FúTBOL
› Por Ariel Prat
Detrás de cada pique corto y el recorte, donde cualquier defensor –sin recurrir al intento de bajarlo aun con el riesgo de un falso paso de baile con las piernas revueltas– tuvo que sufrir al wing, cuando esta raza resistía a los esquemas de los profetas de drugstore (no confundir con los de barra de bar ni por asomo) y videos; dando paso a la poesía en la metáfora del terco que no se rinde nunca y llegar a consumar la jugada impecable como dice la canción:
“Y la red se estremece/ y el fulbo se ha quedado/ como un tigre atrapado/ en una jaula verde/ y otro pique lo pierde/ lo sube al alambrado/ donde queda abrazado/ feliz junto a su gente”.
Detrás de toda esta pintura, levantando el cuadro, está el personaje emblemático del wing (siempre o casi, que más da).
No hay caso con ellos. ¿Sería por aquello de estar pegados a la raya siempre? Pedrito González, uno de esos wines derechos increíbles de los ’70, tenía ganado por la jeta ya el mote de “El Borracho”, y todos los que lo conocen juran que es como aquel “Serafín” de la milonga pero a diario... El revés de la prueba del estigma...
Desde los tiempos de Corbatta, pasando por Bernao, entre “Pinino” y el “Hueso”, en la Argentina los hinchas hemos vibrado por ellos cayendo escalón tras escalón, como si la apilada y el grito final nos hubieran envuelto en la propia red y en ese único, maravilloso (no habrá platea que limite jamás) abrazo de cancha...
La leyenda se forja en el estigma. Hoy, lejos de posiciones impensadas y remanidas en el campo, ¿quién dudaría en señalar que el genial e impredecible “Burrito” es un wing, eh? Llamen al fantasma de Best que dicen anda rondando por Londres o al oráculo de la botellita pinchada, ¡tengan huevos!.

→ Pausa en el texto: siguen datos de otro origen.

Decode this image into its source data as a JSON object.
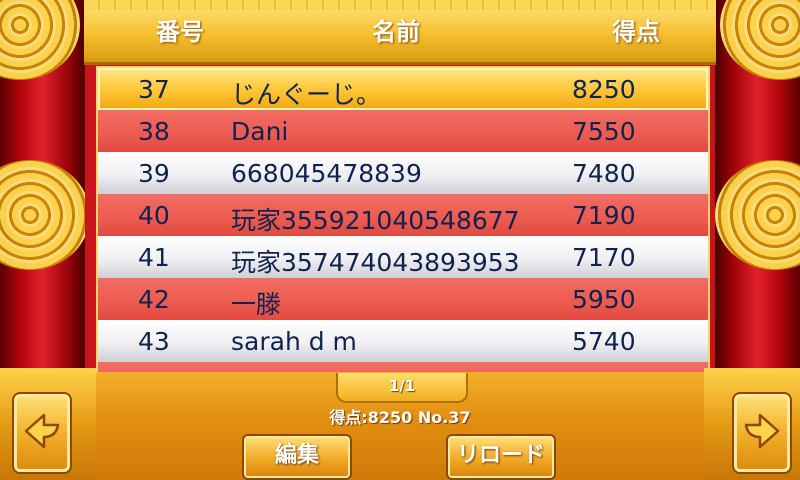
{
  "header": {
    "col_number": "番号",
    "col_name": "名前",
    "col_score": "得点"
  },
  "rows": [
    {
      "no": "37",
      "name": "じんぐーじ。",
      "score": "8250",
      "style": "selected"
    },
    {
      "no": "38",
      "name": "Dani",
      "score": "7550",
      "style": "red"
    },
    {
      "no": "39",
      "name": "668045478839",
      "score": "7480",
      "style": "white"
    },
    {
      "no": "40",
      "name": "玩家355921040548677",
      "score": "7190",
      "style": "red"
    },
    {
      "no": "41",
      "name": "玩家357474043893953",
      "score": "7170",
      "style": "white"
    },
    {
      "no": "42",
      "name": "一滕",
      "score": "5950",
      "style": "red"
    },
    {
      "no": "43",
      "name": "sarah d m",
      "score": "5740",
      "style": "white"
    }
  ],
  "footer": {
    "page": "1/1",
    "status": "得点:8250  No.37",
    "edit_label": "編集",
    "reload_label": "リロード"
  },
  "colors": {
    "accent_gold": "#f3b02a",
    "row_red": "#ec5a50",
    "text_navy": "#0f2350"
  },
  "icons": {
    "left_nav": "arrow-left-icon",
    "right_nav": "arrow-right-icon"
  }
}
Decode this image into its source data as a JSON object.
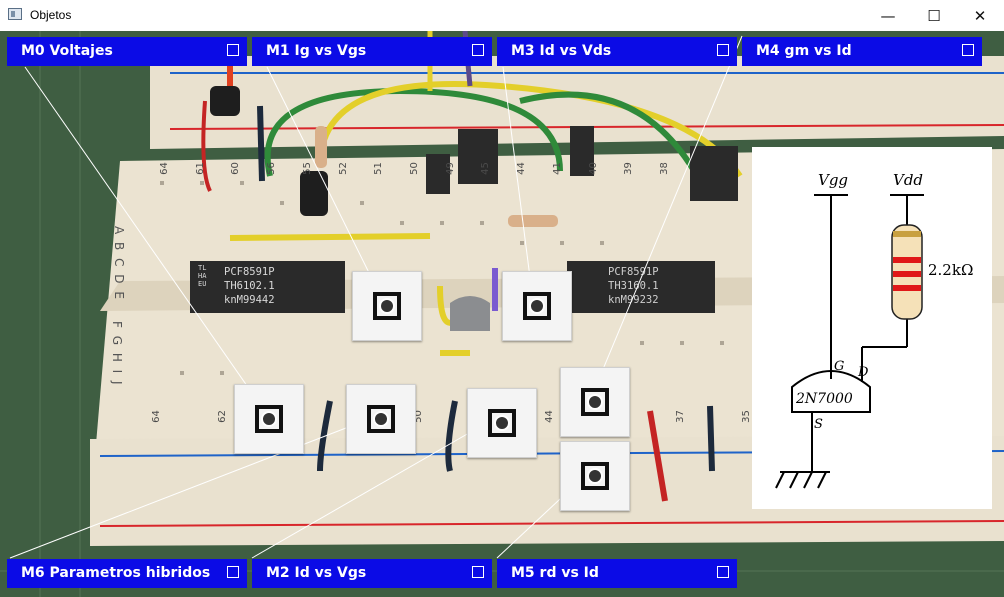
{
  "window": {
    "title": "Objetos",
    "controls": {
      "minimize": "—",
      "maximize": "☐",
      "close": "✕"
    }
  },
  "menus": {
    "top": [
      {
        "id": "M0",
        "label": "M0  Voltajes"
      },
      {
        "id": "M1",
        "label": "M1  Ig vs Vgs"
      },
      {
        "id": "M3",
        "label": "M3  Id vs Vds"
      },
      {
        "id": "M4",
        "label": "M4  gm vs Id"
      }
    ],
    "bottom": [
      {
        "id": "M6",
        "label": "M6  Parametros hibridos"
      },
      {
        "id": "M2",
        "label": "M2  Id vs Vgs"
      },
      {
        "id": "M5",
        "label": "M5  rd vs Id"
      }
    ]
  },
  "breadboard": {
    "row_letters_top": "A B C D E",
    "row_letters_bottom": "F G H I J",
    "column_numbers_top": [
      "64",
      "61",
      "60",
      "56",
      "55",
      "52",
      "51",
      "50",
      "49",
      "45",
      "44",
      "41",
      "40",
      "39",
      "38"
    ],
    "column_numbers_bottom": [
      "64",
      "62",
      "61",
      "56",
      "50",
      "45",
      "44",
      "40",
      "37",
      "35"
    ],
    "chips": [
      {
        "line1": "PCF8591P",
        "line2": "TH6102.1",
        "line3": "knM99442",
        "logo": "TL HA EU"
      },
      {
        "line1": "PCF8591P",
        "line2": "TH3160.1",
        "line3": "knM99232",
        "logo": ""
      }
    ]
  },
  "circuit": {
    "vgg_label": "Vgg",
    "vdd_label": "Vdd",
    "resistor_value": "2.2kΩ",
    "transistor": "2N7000",
    "pin_g": "G",
    "pin_d": "D",
    "pin_s": "S"
  },
  "colors": {
    "menu_bg": "#0b0be6",
    "menu_text": "#ffffff",
    "board_bg": "#e9e1cf",
    "mat_green": "#3f5e42",
    "rail_red": "#d8262b",
    "rail_blue": "#1e63c9"
  }
}
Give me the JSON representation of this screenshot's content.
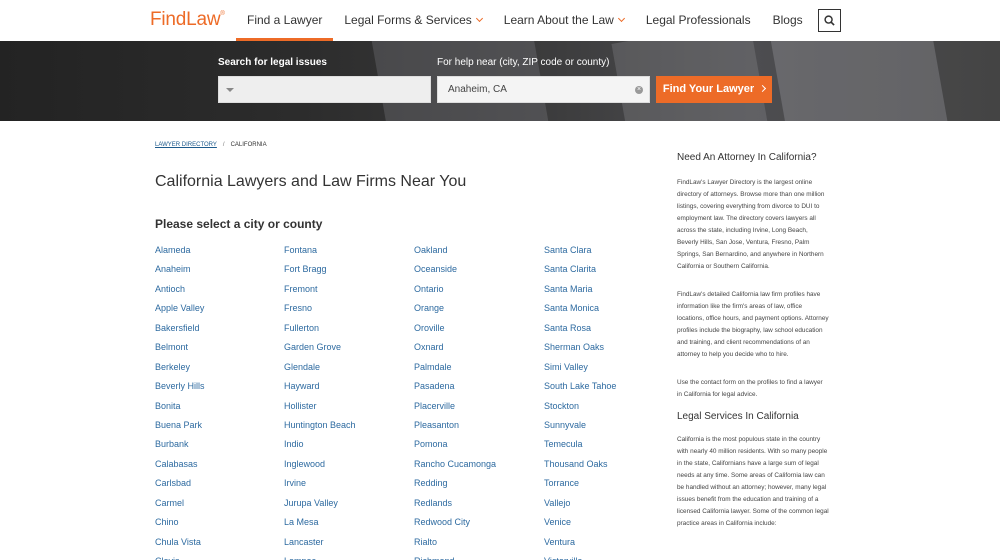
{
  "header": {
    "logo": "FindLaw",
    "logo_mark": "®",
    "nav": [
      {
        "label": "Find a Lawyer",
        "active": true,
        "dropdown": false
      },
      {
        "label": "Legal Forms & Services",
        "active": false,
        "dropdown": true
      },
      {
        "label": "Learn About the Law",
        "active": false,
        "dropdown": true
      },
      {
        "label": "Legal Professionals",
        "active": false,
        "dropdown": false
      },
      {
        "label": "Blogs",
        "active": false,
        "dropdown": false
      }
    ],
    "search_icon": "search-icon"
  },
  "hero": {
    "issues_label": "Search for legal issues",
    "issues_value": "",
    "near_label": "For help near (city, ZIP code or county)",
    "near_value": "Anaheim, CA",
    "find_button": "Find Your Lawyer"
  },
  "breadcrumb": {
    "root": "LAWYER DIRECTORY",
    "separator": "/",
    "current": "CALIFORNIA"
  },
  "main": {
    "title": "California Lawyers and Law Firms Near You",
    "select_heading": "Please select a city or county",
    "cities": [
      [
        "Alameda",
        "Anaheim",
        "Antioch",
        "Apple Valley",
        "Bakersfield",
        "Belmont",
        "Berkeley",
        "Beverly Hills",
        "Bonita",
        "Buena Park",
        "Burbank",
        "Calabasas",
        "Carlsbad",
        "Carmel",
        "Chino",
        "Chula Vista",
        "Clovis"
      ],
      [
        "Fontana",
        "Fort Bragg",
        "Fremont",
        "Fresno",
        "Fullerton",
        "Garden Grove",
        "Glendale",
        "Hayward",
        "Hollister",
        "Huntington Beach",
        "Indio",
        "Inglewood",
        "Irvine",
        "Jurupa Valley",
        "La Mesa",
        "Lancaster",
        "Lompoc"
      ],
      [
        "Oakland",
        "Oceanside",
        "Ontario",
        "Orange",
        "Oroville",
        "Oxnard",
        "Palmdale",
        "Pasadena",
        "Placerville",
        "Pleasanton",
        "Pomona",
        "Rancho Cucamonga",
        "Redding",
        "Redlands",
        "Redwood City",
        "Rialto",
        "Richmond"
      ],
      [
        "Santa Clara",
        "Santa Clarita",
        "Santa Maria",
        "Santa Monica",
        "Santa Rosa",
        "Sherman Oaks",
        "Simi Valley",
        "South Lake Tahoe",
        "Stockton",
        "Sunnyvale",
        "Temecula",
        "Thousand Oaks",
        "Torrance",
        "Vallejo",
        "Venice",
        "Ventura",
        "Victorville"
      ]
    ]
  },
  "sidebar": {
    "heading1": "Need An Attorney In California?",
    "para1": "FindLaw's Lawyer Directory is the largest online directory of attorneys. Browse more than one million listings, covering everything from divorce to DUI to employment law. The directory covers lawyers all across the state, including Irvine, Long Beach, Beverly Hills, San Jose, Ventura, Fresno, Palm Springs, San Bernardino, and anywhere in Northern California or Southern California.",
    "para2": "FindLaw's detailed California law firm profiles have information like the firm's areas of law, office locations, office hours, and payment options. Attorney profiles include the biography, law school education and training, and client recommendations of an attorney to help you decide who to hire.",
    "para3": "Use the contact form on the profiles to find a lawyer in California for legal advice.",
    "heading2": "Legal Services In California",
    "para4": "California is the most populous state in the country with nearly 40 million residents. With so many people in the state, Californians have a large sum of legal needs at any time. Some areas of California law can be handled without an attorney; however, many legal issues benefit from the education and training of a licensed California lawyer. Some of the common legal practice areas in California include:"
  },
  "colors": {
    "brand": "#ed6b27",
    "link": "#2d6aa0"
  }
}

Es probable, muchachos, que estemos ante la posible despedida del último wing, quien no puede con la penúltima, con la que a tantos nos revuelve en la resaca haciendo de la noche un camino sin sueño que jamás acaba con la sed.
Me gustaría intentar un codo a codo y convencerlo de chamuyo fino, fuera del verde césped, que se entienda claro; jamás le intentaría poner ese freno en una cancha, porque lo que más quiero es verlo jugar, porque es único, porque es de la raza, porque tiene locura, porque le espera un sitio en el trapo de los más grandes y porque volví a la Argentina ¡con tantas ganas de aplaudirlo!, de quedarme ronco a prueba de conciertos, de abrazarme borracho de su caldo jujeño denominación de origen con Juan, con Pancho, con el Tano o con Anselmo, con mis hermanos o con ese negro en cueros que no conozco.
(“Sobre la hora ay sobre la hora/ cuando los flojos lloran/ y está cerquita el fin/ quiero ver/ sobre la cancha/ a aquellos que se bancan/ ¡tener alma de wing!”)
Sigue la canción como un rezo ante el brujo que amenaza con llevarse el secreto compartido a otra tribu, dejándonos sin la pócima.
Pero, tocayo querido, Ortega, Orteguita, el único consuelo nuestro que te justifica es que ya como toda metáfora encarnada en vos y sin sanata dominguera de por medio; si te das por rendido en la hierba, si mancás en los últimos cien de la recta; no te pierdas aflojando en el pique más allá del verde césped, fuera de esa raya y cerca de otras luces de osamentas urbanas. Que tus nietos algún día puedan disfrutar de tu leyenda pateando juntos y de la mano, el asombro cualquier domingo en un Monumental que como vos, no puede derribarse nunca.
(En bastardilla, fragmentos de la canción “Sobre la hora” de Beto Asurey, inspirada en el Loco Houseman, que dio título a mi tercer disco editado en el 2000.)